Wednesday, July 11, 2018

Through the Wheat: A Novel, by Thomas Boyd


In Through the Wheat: A Novel, by Thomas Boyd (1923) William Hicks enrolls in the army for an adventure on the western front in France.  The novel begins as what one might describe as a typical wartime platoon story: the platoon is populated with men from various parts of America.  The commanding office is a former English professor from Texas.  Hicks becomes good friends with a braggart of a Mississippi boy named Pugh.  They have names and backgrounds and personalities.  At first there is mainly a lot of inaction, waiting, which upsets the soldiers, who have come to France to fight the Germans.  As the story progresses from one battle to the next, the names and personalities fall away, either because solders are killed or wounded or because in the end the brutality of the battles makes men forget who they are and who their fellow soldiers are.  In the end, at least for Hicks, they stop caring about whether they are living or dead.
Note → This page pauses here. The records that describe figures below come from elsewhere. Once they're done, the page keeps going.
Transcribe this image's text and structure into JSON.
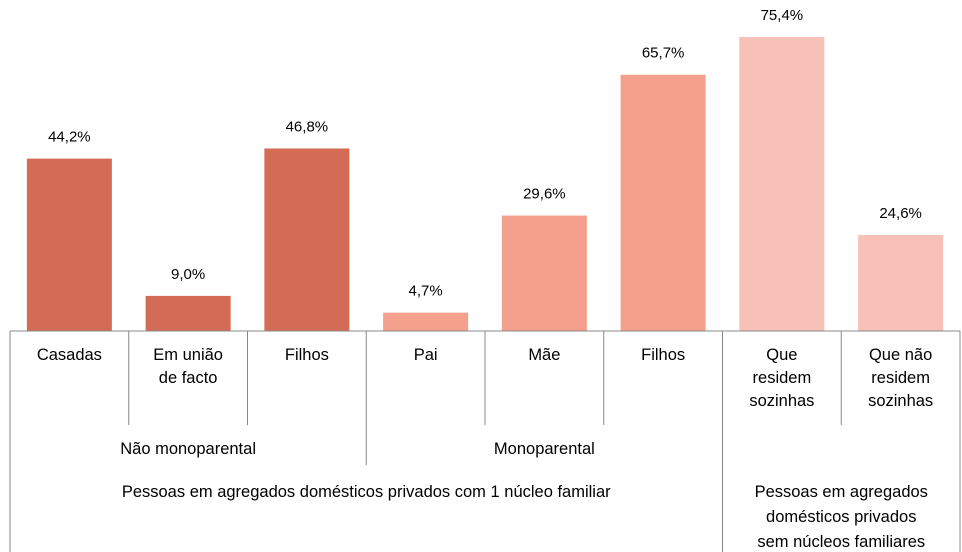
{
  "chart_data": {
    "type": "bar",
    "categories": [
      "Casadas",
      "Em união\nde facto",
      "Filhos",
      "Pai",
      "Mãe",
      "Filhos",
      "Que\nresidem\nsozinhas",
      "Que não\nresidem\nsozinhas"
    ],
    "values": [
      44.2,
      9.0,
      46.8,
      4.7,
      29.6,
      65.7,
      75.4,
      24.6
    ],
    "value_labels": [
      "44,2%",
      "9,0%",
      "46,8%",
      "4,7%",
      "29,6%",
      "65,7%",
      "75,4%",
      "24,6%"
    ],
    "colors": [
      "#d36b55",
      "#d36b55",
      "#d36b55",
      "#f4a08c",
      "#f4a08c",
      "#f4a08c",
      "#f8c1b8",
      "#f8c1b8"
    ],
    "groups": [
      "Não monoparental",
      "Monoparental"
    ],
    "supergroups": [
      "Pessoas em agregados domésticos privados com 1 núcleo familiar",
      "Pessoas em agregados\ndomésticos privados\nsem núcleos familiares"
    ],
    "ylim": [
      0,
      80
    ]
  }
}
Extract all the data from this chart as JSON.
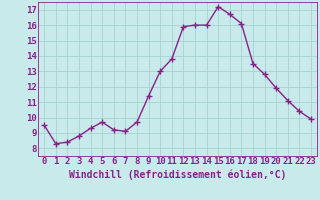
{
  "x": [
    0,
    1,
    2,
    3,
    4,
    5,
    6,
    7,
    8,
    9,
    10,
    11,
    12,
    13,
    14,
    15,
    16,
    17,
    18,
    19,
    20,
    21,
    22,
    23
  ],
  "y": [
    9.5,
    8.3,
    8.4,
    8.8,
    9.3,
    9.7,
    9.2,
    9.1,
    9.7,
    11.4,
    13.0,
    13.8,
    15.9,
    16.0,
    16.0,
    17.2,
    16.7,
    16.1,
    13.5,
    12.8,
    11.9,
    11.1,
    10.4,
    9.9
  ],
  "line_color": "#882288",
  "marker": "+",
  "marker_size": 4,
  "marker_lw": 1.0,
  "bg_color": "#c8eaea",
  "grid_color": "#a0cccc",
  "xlabel": "Windchill (Refroidissement éolien,°C)",
  "ylim": [
    7.5,
    17.5
  ],
  "xlim": [
    -0.5,
    23.5
  ],
  "yticks": [
    8,
    9,
    10,
    11,
    12,
    13,
    14,
    15,
    16,
    17
  ],
  "xticks": [
    0,
    1,
    2,
    3,
    4,
    5,
    6,
    7,
    8,
    9,
    10,
    11,
    12,
    13,
    14,
    15,
    16,
    17,
    18,
    19,
    20,
    21,
    22,
    23
  ],
  "tick_label_size": 6.5,
  "xlabel_size": 7.0,
  "axis_color": "#882288",
  "line_width": 1.0
}
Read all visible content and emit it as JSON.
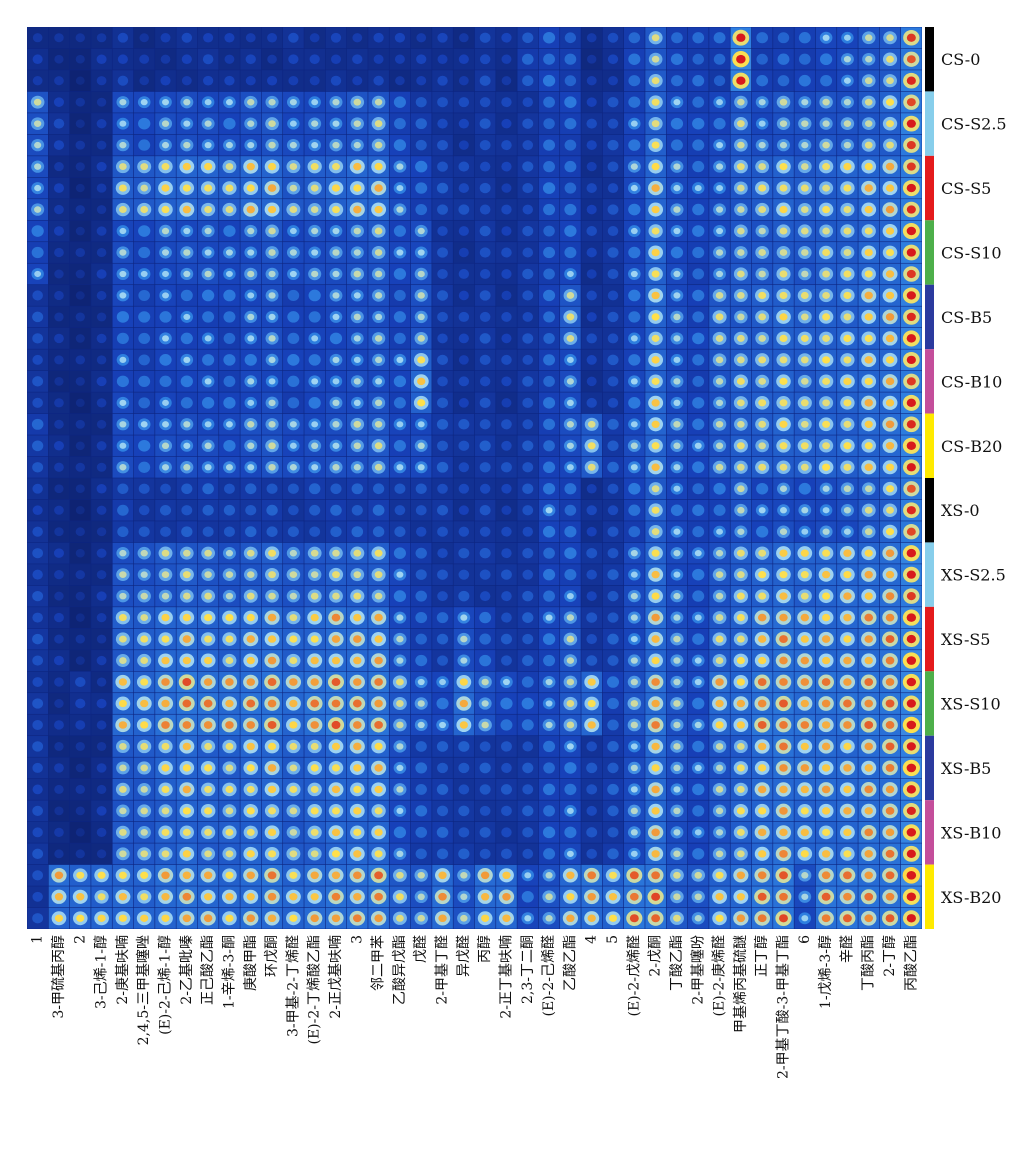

This novel doesn’t have great pretensions.  It’s not sentimental.  It doesn’t claim to be about more that its one subject: war, the first world war, and the terrific battles in France. It focuses tightly on Hicks and his experiences.  Its descriptions of battle are vivid and intense, but the language is not lush.  It’s spare and precise and provides a specific sense of geographical place even for readers who don’t know where the place is.  Hicks, who seems likable enough in the beginning, gradually descends to a state of near madness.  Even his comrades in battle recognize his madness.  Several scenes describing gas attacks make clear how terrible such attacks were.

Boyd gives only basic information about the war.  We learn about the battles the soldiers engage in from road signs or overheard comments from fellow soldiers or officers.  He gives us no sense of battle strategy, of the goals of the war.  He simply tells the story from the level of the men in the trenches—the chaos and disorder, the uncertainty, the bombardment of the allied soldiers, the machine gun fire, the unexpected bullets that come out of nowhere, the forfeiture of individual will to the commands that send them into battle. 

The title comes from the wheat fields through which Hicks and his platoon move towards the German front line. This is one of the best novels about war and battles I’ve encountered.